Today’s lent thinking revolves around Jesus praying in Gethsemane. The story describes him feeling powerful emotions as he anticipates where his path will lead him.
Most people avoid fear and anger and the situations where we may experience these emotional states. There is a tradition of “Via Negitiva” though. I react badly to (hate?) Disney for the decisions they have made to edit out tragedy from old stories, or redress them to promote a simplistic and conservative vision of the USA. I think stories can, and should, help us encounter feelings we hope we will never experience for real and that this will help us handle the times when we have to walk a dark path.
When I was a teenager I was trained to take the good news to my friends. One of my teachers, in particular, combined music and visual imagery. Using a cassette tape and a film projector with actual reels! To help us imaginatively engage with the meaning. The song he chose was “The sound of silence” by Simon and Garfunkel. The experience of frustration has been reinterpreted and expressed by “Disturbed” more recently.
This freedom and adaption to a changing world was a rarity though. Many had a desire to take the gospel relevantly to every generation. Their underlying agenda was to bring people to their vision of Church however. With the best of intentions, it seemed like they would bait activities with fun, reduce their dogma to soundbites, and then expect new recruits to settle down into established church patterns. Young people who were devoted to the Way would be burdened by their elders perceived failures to succeed. Issues like consumerism, climate change and the persecution of people because of their gender and sexuality were badly handled by a culture finding it difficult enough to understand the ethics of vegetarianism.
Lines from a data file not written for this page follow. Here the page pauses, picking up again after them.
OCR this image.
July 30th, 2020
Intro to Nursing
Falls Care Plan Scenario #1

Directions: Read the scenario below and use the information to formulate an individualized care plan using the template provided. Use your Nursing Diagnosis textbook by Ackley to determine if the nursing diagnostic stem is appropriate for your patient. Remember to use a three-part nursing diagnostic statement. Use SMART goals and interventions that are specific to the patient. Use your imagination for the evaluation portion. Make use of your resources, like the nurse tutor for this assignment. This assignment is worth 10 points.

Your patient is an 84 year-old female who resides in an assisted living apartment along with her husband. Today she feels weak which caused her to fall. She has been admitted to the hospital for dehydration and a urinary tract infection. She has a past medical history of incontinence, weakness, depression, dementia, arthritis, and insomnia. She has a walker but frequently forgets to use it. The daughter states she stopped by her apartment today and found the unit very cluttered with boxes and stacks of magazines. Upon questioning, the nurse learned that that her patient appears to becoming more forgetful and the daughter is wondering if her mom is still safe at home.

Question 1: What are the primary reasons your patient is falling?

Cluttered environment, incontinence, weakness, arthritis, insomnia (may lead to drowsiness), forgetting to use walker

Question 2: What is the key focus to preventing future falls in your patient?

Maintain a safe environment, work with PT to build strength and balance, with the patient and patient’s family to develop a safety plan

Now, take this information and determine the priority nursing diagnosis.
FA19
This song and video helped me work though some of that experience.
I started with a pop/folk song covered by a metal band. A while ago I was intrigued to discover that a metal track composed by “Nine Inch Nails” had become popular in Church circles. The new version was recorded by Johnny Cash towards the end of his life. Hindsight, nostalgia, these are powerful emotions.
What are the consequences of addiction to social order experienced by national churches? To denomination by those trained in that path? All humans need safe spaces to nourish a strong sense of identity in relationship – but how many “little deaths” have young people been forced to make in order to fit in? Where has the support for them been, when they leave the mother ship to establish safe spaces for outcasts and those who question the status quo?